Together they stalked it through the underbelly of the building. Eventually, it led them into a structure that had once been a boiler plant beneath the old industrial park. The place would have been sealed decades ago, left to rot. Not a surprise something like this had claimed it.
It descended through a crumbled floor panel into a sub-basement, which opened into a subterranean chamber. Warmth rolled up from it like breath from a beast’s mouth. Grym and Giovanni followed slowly, settling behind a toppled sheet-metal door, watching from a fractured wall above. Below, the lair.
The chamber was formed from forgotten architecture. A corroded industrial boiler groaned against one wall, its heat radiating steadily into the room. Old vents twisted overhead, dripping rust and condensation. Near the center, a fire burned in an oil drum, low and constant. Chains bolted to beams swayed gently, holding the bodies of the men like cuts of meat in a butcher’s walk-in freezer.
The Dreyken moved between them with the confidence of a dragon tending its hoard. It looked almost human from this distance, like a starved vagrant in rags.
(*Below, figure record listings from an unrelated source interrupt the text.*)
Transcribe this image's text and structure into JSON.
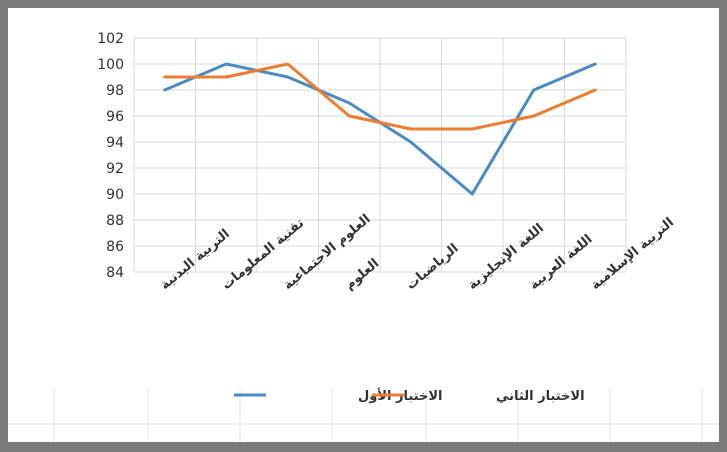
{
  "chart_data": {
    "type": "line",
    "title": "",
    "xlabel": "",
    "ylabel": "",
    "categories": [
      "التربية البدنية",
      "تقنية المعلومات",
      "العلوم الاجتماعية",
      "العلوم",
      "الرياضيات",
      "اللغة الإنجليزية",
      "اللغة العربية",
      "التربية الإسلامية"
    ],
    "series": [
      {
        "name": "الاختبار الأول",
        "color": "#4a8ac6",
        "values": [
          98,
          100,
          99,
          97,
          94,
          90,
          98,
          100
        ]
      },
      {
        "name": "الاختبار الثاني",
        "color": "#ec7d31",
        "values": [
          99,
          99,
          100,
          96,
          95,
          95,
          96,
          98
        ]
      }
    ],
    "ylim": [
      84,
      102
    ],
    "yticks": [
      84,
      86,
      88,
      90,
      92,
      94,
      96,
      98,
      100,
      102
    ],
    "grid": true,
    "legend_position": "bottom"
  }
}
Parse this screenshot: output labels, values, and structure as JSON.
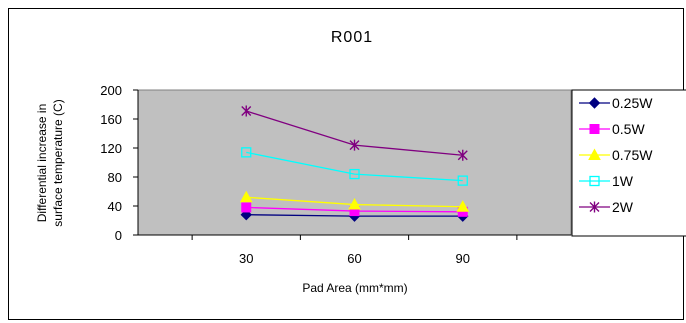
{
  "chart_data": {
    "type": "line",
    "title": "R001",
    "xlabel": "Pad Area (mm*mm)",
    "ylabel_lines": [
      "Differential increase in",
      "surface temperature (C)"
    ],
    "categories": [
      "30",
      "60",
      "90"
    ],
    "y_ticks": [
      "0",
      "40",
      "80",
      "120",
      "160",
      "200"
    ],
    "ylim": [
      0,
      200
    ],
    "grid": false,
    "legend_position": "right",
    "plot_background": "#c0c0c0",
    "series": [
      {
        "name": "0.25W",
        "values": [
          28,
          26,
          26
        ],
        "color": "#000080",
        "marker": "diamond"
      },
      {
        "name": "0.5W",
        "values": [
          38,
          33,
          32
        ],
        "color": "#ff00ff",
        "marker": "square"
      },
      {
        "name": "0.75W",
        "values": [
          52,
          42,
          39
        ],
        "color": "#ffff00",
        "marker": "triangle"
      },
      {
        "name": "1W",
        "values": [
          114,
          84,
          75
        ],
        "color": "#00ffff",
        "marker": "open-square"
      },
      {
        "name": "2W",
        "values": [
          171,
          124,
          110
        ],
        "color": "#800080",
        "marker": "star"
      }
    ]
  }
}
But when it lifted its head toward the firelight, Grym saw the truth again: the pale, almost translucent skin; the black, depthless eyes; the too-smooth grace of its movement.
She leaned close to Giovanni and whispered, barely audible. “Dreyken.” His gaze didn’t shift. He nodded once, as if he already knew.
She continued anyway. “Fast. Smart. Drinks blood not always to kill, but to feed . They like to keep their prey alive. Their saliva slows bleeding. Their bite drugs you. Makes it hard to move. Hard to resist. That’s why the men aren’t dead.”
They watched in silence as the creature approached one of the younger men. It leaned in, slowly, deliberately, and fed until he stopped making noises.
Grym looked away.
It wasn't gore that got her. It was the stillness. The intimacy of it. The Dreyken fed like it was sipping from a wineglass at a quiet dinner table.
She clenched her jaw, guilt clawing at the edges of her focus. She could stop it. Now. One clean shot and she might end it.
But if she missed? If it didn’t die fast? Then it would lash out and they’d be right back where the others were. She made herself watch. The Dreyken was methodical but not gluttonous. It fed only from one, then straightened. Its posture changed—looser, more languid. It swayed slightly as it turned from the body and stretched like a housecat in sun.
“Now it’ll grow tired,” she whispered. “They always do. Blood warms them, but it drains them too. Makes them lazy…. vulnerable”
Indeed, the creature slinked away from the heat and climbed a short flight of concrete steps into a side alcove: an old control booth with cracked windows and blackened consoles. It curled up like a pale animal in the corner, limbs folding unnaturally, breath slowing. Watching, yes, but already beginning to slip into post-feeding torpor.
Grym shifted, hefting her axe into her hands.
She gestured to the others, still chained, still breathing. “Not yet. If we free them first and someone makes a sound. Trips a chain. Drops a tool. That thing wakes up. And then we’ve lost every edge we have.”
“If we’re gonna win this, we need surprise. First,” Grym whispered, “we kill the monster.”